How to interpret your RNA-seq differential gene expression analysis results

Pau Berenguer-Molins, Júlia Perera-Bel (MARData-BU, Hospital del Mar Research Institute) January 14, 2025

1. Introduction to Differential Expression Analyses in RNA-seq

Differential gene expression (DGE) analysis is a technique used in genomics to understand how genes behave under different conditions, such as treatment versus control. This type of analysis identifies which genes are more or less expressed in response to specific conditions, such as a disease, drug treatment, or environmental change. By comparing gene activity between groups, scientists can uncover important biological insights, such as how diseases develop or how treatments work at the genetic level.

The results of a differential gene expression analysis provide a list of genes, each showing whether their activity has increased, decreased, or remained the same between the two groups. Understanding these changes can guide further research and contribute to the development of better medical treatments or enhanced biological understanding.

2. First approach to the data: dendrograms, PCAs and MDS plots

An initial approach to gaining an overview of the data is to interpret dendrograms, PCA, and MDS plots. Despite being generated using different methodologies, all three types of plots are interpreted similarly: the closer two samples are, the more similar they are in terms of gene expression. Conversely, the farther apart they are, the less similar they are.

Samples are typically color-coded according to a specific condition, providing an initial view of how the samples behave. This also helps identify batch effects or the influence of other variables apart from the variable of interest.

dendrograms

3. Interpreting the first results: differentially expressed genes and filters

The results from a DGE analysis include a list of genes with corresponding p-values, fold-change (FC), log2(FC), and adjusted p-values. The number of differentially expressed genes depends on the thresholds you decide to apply. Naturally, the stricter the filter, the more reliable the results.

  • p-value: p-value obtained with the moderated t-test (Ritchie et al., 2015). It indicates the statistical significance of the result.
  • adjusted p-value: adjusted p-value for multiple comparisons (Benjamini and Hochberg, 1995).
  • fold-change: the value represents the 2^ transformation of the log2 fold-change field.
  • log2 fold-change: the log2 difference between the mean expression levels of the two groups (i.e., the mean of the first group minus the mean of the second group).

4. Visual results and plots

Results from a DGE analysis can be viewed in several plots.

4.1 Volcanoplots

Volcano plots display the results of a DGE analysis by combining statistical significance and the magnitude of gene expression changes.

  • X-axis: represents the log2 fold-change (log2(FC)). Genes on the right are upregulated (positive log2(FC)), while genes on the left are downregulated (negative log2(FC)).
  • Y-axis: represents the negative logarithm of the p-value or adjusted p-value (-log(p-value)). This transformation ensures all values are positive. Genes higher on the plot are more statistically significant.

Typically, genes are represented as dots, and their colors indicate whether they meet certain thresholds for log2(FC) and p-value (or adjusted p-value). This provides a clear visual summary of significant and biologically relevant genes.

volcanoplot

4.2 Heatmaps

Heatmaps visualize the expression levels of a set of genes using a color-coded matrix.

  • Rows: represent individual genes.
  • Columns: represent samples.
  • Clustering: both rows and columns are typically clustered based on expression patterns, allowing groups of genes and samples with similar behaviors to be easily identified.
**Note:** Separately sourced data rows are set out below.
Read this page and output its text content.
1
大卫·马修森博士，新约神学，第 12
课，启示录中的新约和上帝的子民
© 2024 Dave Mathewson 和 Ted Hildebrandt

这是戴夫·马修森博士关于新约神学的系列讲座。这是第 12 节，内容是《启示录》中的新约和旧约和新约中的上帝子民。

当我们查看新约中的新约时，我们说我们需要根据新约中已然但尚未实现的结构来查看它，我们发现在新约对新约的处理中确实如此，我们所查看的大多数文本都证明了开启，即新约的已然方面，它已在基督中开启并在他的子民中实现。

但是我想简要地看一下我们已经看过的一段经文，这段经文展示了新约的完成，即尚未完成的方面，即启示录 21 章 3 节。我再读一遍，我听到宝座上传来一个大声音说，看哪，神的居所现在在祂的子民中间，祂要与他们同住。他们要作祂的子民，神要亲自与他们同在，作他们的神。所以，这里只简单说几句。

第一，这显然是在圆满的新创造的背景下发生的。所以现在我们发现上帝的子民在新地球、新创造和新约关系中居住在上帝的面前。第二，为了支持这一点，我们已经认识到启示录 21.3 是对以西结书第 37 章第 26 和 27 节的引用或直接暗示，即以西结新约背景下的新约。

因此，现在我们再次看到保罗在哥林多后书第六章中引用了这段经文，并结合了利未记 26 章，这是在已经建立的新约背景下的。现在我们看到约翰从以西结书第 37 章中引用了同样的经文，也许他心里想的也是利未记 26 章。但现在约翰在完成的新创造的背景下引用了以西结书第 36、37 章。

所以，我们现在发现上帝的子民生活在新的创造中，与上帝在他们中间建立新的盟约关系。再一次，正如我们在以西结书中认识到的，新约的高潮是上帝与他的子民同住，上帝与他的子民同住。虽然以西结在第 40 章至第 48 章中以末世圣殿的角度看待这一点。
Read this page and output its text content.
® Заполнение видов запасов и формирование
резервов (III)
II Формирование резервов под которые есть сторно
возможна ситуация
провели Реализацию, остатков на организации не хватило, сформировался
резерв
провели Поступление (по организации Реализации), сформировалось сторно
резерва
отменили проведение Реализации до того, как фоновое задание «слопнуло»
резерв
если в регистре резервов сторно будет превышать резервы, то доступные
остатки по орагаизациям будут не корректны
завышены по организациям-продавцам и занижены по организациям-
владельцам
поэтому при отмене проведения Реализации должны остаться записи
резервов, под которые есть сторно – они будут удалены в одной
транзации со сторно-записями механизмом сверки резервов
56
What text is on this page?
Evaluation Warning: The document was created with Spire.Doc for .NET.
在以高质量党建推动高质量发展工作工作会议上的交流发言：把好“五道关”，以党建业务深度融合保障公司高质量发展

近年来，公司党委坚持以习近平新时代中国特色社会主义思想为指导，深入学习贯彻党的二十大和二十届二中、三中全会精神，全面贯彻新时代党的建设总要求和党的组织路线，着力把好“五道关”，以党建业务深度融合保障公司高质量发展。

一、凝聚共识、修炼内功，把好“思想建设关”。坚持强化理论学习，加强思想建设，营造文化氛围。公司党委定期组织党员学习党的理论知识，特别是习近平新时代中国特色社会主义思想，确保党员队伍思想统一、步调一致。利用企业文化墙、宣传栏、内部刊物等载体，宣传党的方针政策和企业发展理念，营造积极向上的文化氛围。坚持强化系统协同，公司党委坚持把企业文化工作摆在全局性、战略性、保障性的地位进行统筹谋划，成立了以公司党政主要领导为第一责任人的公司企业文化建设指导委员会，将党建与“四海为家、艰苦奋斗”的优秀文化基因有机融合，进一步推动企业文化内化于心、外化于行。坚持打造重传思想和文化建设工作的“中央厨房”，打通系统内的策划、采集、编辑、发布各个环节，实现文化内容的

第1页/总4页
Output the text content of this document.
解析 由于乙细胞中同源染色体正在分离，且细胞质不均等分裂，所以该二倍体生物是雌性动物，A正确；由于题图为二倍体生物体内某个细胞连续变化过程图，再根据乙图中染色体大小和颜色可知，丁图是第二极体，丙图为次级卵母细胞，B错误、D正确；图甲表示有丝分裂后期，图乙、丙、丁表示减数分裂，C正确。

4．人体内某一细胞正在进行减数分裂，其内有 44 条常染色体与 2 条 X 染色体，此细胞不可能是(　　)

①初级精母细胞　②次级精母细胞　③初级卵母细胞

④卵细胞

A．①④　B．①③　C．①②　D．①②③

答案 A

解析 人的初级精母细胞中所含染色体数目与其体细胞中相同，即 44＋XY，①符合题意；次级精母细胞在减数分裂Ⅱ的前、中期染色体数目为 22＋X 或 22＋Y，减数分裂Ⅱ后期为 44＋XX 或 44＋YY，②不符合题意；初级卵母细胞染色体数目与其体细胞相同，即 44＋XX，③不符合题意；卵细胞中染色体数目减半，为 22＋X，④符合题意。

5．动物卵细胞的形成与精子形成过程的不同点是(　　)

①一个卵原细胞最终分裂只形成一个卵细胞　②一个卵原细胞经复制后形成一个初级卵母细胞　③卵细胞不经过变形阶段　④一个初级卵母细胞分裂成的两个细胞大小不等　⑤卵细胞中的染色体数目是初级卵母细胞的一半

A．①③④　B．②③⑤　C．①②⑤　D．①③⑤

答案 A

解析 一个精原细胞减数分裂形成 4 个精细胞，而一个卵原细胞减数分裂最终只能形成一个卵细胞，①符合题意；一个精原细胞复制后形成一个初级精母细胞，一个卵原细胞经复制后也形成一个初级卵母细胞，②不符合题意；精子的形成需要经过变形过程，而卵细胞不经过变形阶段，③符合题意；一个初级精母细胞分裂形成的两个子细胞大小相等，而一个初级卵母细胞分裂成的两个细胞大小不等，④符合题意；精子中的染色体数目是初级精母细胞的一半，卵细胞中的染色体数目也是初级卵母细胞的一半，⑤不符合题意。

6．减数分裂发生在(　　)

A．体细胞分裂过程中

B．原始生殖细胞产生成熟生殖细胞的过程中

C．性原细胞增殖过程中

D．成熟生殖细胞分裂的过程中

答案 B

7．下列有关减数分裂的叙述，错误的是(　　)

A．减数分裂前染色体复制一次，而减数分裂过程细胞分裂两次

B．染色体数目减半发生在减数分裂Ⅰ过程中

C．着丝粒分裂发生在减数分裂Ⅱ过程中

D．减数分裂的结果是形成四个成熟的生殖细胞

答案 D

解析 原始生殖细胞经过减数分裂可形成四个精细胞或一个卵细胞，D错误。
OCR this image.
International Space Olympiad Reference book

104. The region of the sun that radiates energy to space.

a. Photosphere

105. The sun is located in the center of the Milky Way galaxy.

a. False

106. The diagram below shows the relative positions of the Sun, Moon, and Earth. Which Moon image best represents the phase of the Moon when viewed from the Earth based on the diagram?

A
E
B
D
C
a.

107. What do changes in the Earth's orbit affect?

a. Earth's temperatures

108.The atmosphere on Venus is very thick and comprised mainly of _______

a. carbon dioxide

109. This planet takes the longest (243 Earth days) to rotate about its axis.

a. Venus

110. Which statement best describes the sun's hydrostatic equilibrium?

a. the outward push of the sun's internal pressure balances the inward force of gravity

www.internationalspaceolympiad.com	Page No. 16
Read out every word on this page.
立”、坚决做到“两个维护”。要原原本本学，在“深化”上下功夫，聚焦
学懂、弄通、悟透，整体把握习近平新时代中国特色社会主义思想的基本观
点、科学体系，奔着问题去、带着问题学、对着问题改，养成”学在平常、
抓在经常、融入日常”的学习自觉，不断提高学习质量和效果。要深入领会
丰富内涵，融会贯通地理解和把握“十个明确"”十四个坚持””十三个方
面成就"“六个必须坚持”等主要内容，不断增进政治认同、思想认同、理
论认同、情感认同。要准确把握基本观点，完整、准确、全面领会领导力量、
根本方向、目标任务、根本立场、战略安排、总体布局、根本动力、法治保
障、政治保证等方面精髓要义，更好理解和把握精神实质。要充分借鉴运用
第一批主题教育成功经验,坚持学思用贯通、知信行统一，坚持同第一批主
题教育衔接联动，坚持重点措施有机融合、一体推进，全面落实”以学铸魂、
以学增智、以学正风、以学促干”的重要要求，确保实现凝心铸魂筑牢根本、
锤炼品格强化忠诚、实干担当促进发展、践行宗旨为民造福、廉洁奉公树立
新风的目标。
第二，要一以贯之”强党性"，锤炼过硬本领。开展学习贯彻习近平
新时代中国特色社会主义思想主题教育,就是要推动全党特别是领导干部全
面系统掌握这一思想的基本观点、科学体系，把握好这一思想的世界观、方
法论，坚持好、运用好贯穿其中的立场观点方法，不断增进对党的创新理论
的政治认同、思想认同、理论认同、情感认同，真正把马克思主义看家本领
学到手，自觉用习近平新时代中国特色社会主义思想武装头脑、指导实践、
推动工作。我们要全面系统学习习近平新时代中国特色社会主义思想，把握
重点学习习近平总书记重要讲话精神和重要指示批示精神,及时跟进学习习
Heatmaps are useful for discovering expression patterns across groups of samples or for highlighting differences between conditions. Genes displayed on the heatmap can either be manually selected or filtered based on specific thresholds (log2(FC) and/or (adjusted) p-value).

heatmap

5. References

  • Ritchie ME, Phipson B, Wu D, Hu Y, Law CW, Shi W, Smyth GK. limma powers differential expression analyses for RNA-sequencing and microarray studies. Nucleic Acids Research. 2015 Apr;43(7):e47. doi: 10.1093/nar/gkv007.
  • Benjamini Y, Hochberg Y. Controlling the False Discovery Rate: A Practical and Powerful Approach to Multiple Testing. Journal of the Royal Statistical Society: Series B (Methodological). 1995;57:289–300. doi: 10.1186/gb-2010-11-3-r25.